Il tema del cibo è – sebbene non da tutti i padiglioni che ho visitato – trattato con intelligenza, con l’intenzione di far riflettere, di educare, di formare. Il contenuto di taluni padiglioni avrebbe potuto, trovare spazio in una rassegna di arte contemporanea proprio per il suo non essere didascalico o banalizzato. Il contenuto, infine, induceva al silenzio. Al lasciarsi trasportare da esperienze. Altre volte coinvolgeva con i giochi, l’interazione, la scoperta, come dentro un museo di scienza e tecnica.

Il visitatore

Può darsi che io abbia visitato l’Expo in una giornata sbagliata, ma ecco, mentre me ne stavo seduta a recuperare un po’ di lucidità, mi sono detta che il visitatore di Expo è in netto contrasto con ciò che i padiglioni cercano di raccontare. Solo dentro quello coreano, come per magia (o per intelligenza di chi lo ha progettato) tutti sono stati indotti al silenzio. In genere invece l’orda di visitatori, molti giovani adolescenti in gita scolastica, ma non solo loro, era come in preda a un’eccitazione per cui tutto doveva essere toccato, tutto doveva essere commentato con urla, risate, grida, tutto doveva essere divorato (e fotografato) come dentro un drive in. Senza mai fermarsi. In modo compulsivo.

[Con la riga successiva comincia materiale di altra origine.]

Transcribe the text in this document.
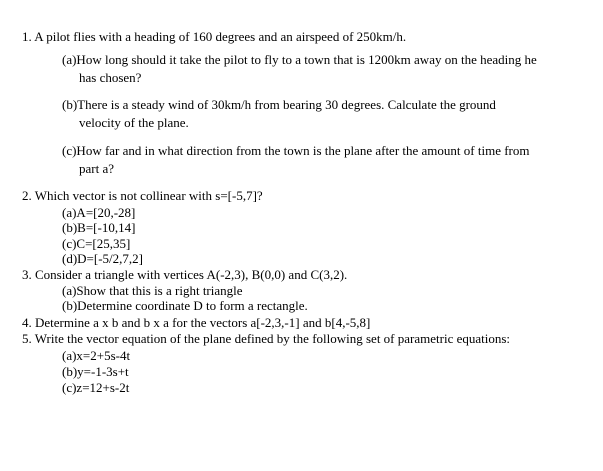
1. A pilot flies with a heading of 160 degrees and an airspeed of 250km/h.
(a)How long should it take the pilot to fly to a town that is 1200km away on the heading he
has chosen?
(b)There is a steady wind of 30km/h from bearing 30 degrees. Calculate the ground
velocity of the plane.
(c)How far and in what direction from the town is the plane after the amount of time from
part a?
2. Which vector is not collinear with s=[-5,7]?
(a)A=[20,-28]
(b)B=[-10,14]
(c)C=[25,35]
(d)D=[-5/2,7,2]
3. Consider a triangle with vertices A(-2,3), B(0,0) and C(3,2).
(a)Show that this is a right triangle
(b)Determine coordinate D to form a rectangle.
4. Determine a x b and b x a for the vectors a[-2,3,-1] and b[4,-5,8]
5. Write the vector equation of the plane defined by the following set of parametric equations:
(a)x=2+5s-4t
(b)y=-1-3s+t
(c)z=12+s-2t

Ecco perché dicevo che non voglio sembrare snob. Poche volte ho potuto leggere con attenzione ciò che era scritto. E quei momenti duravano comunque poco. Capisco l’eccitazione adolescenziale, per carità. L’Expo si presenta come una Disneyland contemporanea fatta si tablet, video, tasti, tecnologie da sperimentare e toccare. È un viaggio nel mondo, una sorta di “Little Planet”. Ma provate a immaginarvi: per entrare siete in coda, poi entrate come foste molecole di un flusso liquido, che se vi fermate, siete persi. Io mi mettevo negli angoli e approfittavo del cambio da un turno all’altro. Pochi minuti in cui lo spazio quasi si svuotava. E in quei pochi secondi potevo guardare per vedere.  Nel padiglione angolano mentre osservavo un video, tre ragazze mi si piazzano davanti e iniziano a toccare i tasti del video, senza mai fermarsi a leggere cosa fa apparire il tasto da loro toccato. Non si erano accorte di me né di quello che comunicava il video. In quello cinese un’insegnate urlava alla chiamata i suoi allievi perché andassero a vedere la cartina della via della seta, ma nessuno l’ascoltava perché un gioco sulla propria alimentazione li aveva attratti molto di più. La sensazione netta che ho avuta è che l’Expo è vissuto come fosse un luna-park. I contenuti invece sono proposti come se i fruitori fossero visitatori di musei o di esposizioni di arte. La sensazione che ho avuto è che non c’è dialogo reale tra contenuti e destinatari.

Che senso dare?

#Expo - esperienza barocca - stefania demetz

E allora, mentre me ne stavo seduta lontana dal decumano per recuperare un po’ di silenzio, mi sono detta che forse quelli che dicono che il concetto di Expo oggi sia superato hanno ragione. E che forse anche quelli, che dicono che parlare di alimentazione nel mondo in questo modo è una bella ipocrisia, hanno un po’ di ragione. I padiglioni che ho visitato cercano, tramite la scienza, la storia, la tecnologia e l’arte, di sensibilizzare e affrontare un tema dolente: quello della fame e quello dell’obesità. E alcuni, lo fanno in modo grandioso. Ma poi quando esci, in ogni angolo ti vendono da mangiare, carretti che offrono gelati, bibite, cioccolato e profumi di cibi del mondo, cancellano in un secondo quella breve e istantanea riflessione che magari hai fatto dentro un padiglione. Come un pensiero che si accenna appena, ma vola subito via perché tutto intorno ti dice altro. Ti dice, e questo lo si vede nel modo in cui si fruisce di questi spazi e di queste informazioni e di queste sensazioni, che non c’è tempo per fermarsi a pensare. Entrare, lasciarsi sorprendere (quanti Ohhh che ho sentito), e passare subito ad altro, altre sorprese, altri Ohhh, altre sensazioni e sempre di più e di più. L’effimero alla potenza. La sorpresa come strumento di attrazione. Una catena di hic et nunc brevi e voraci.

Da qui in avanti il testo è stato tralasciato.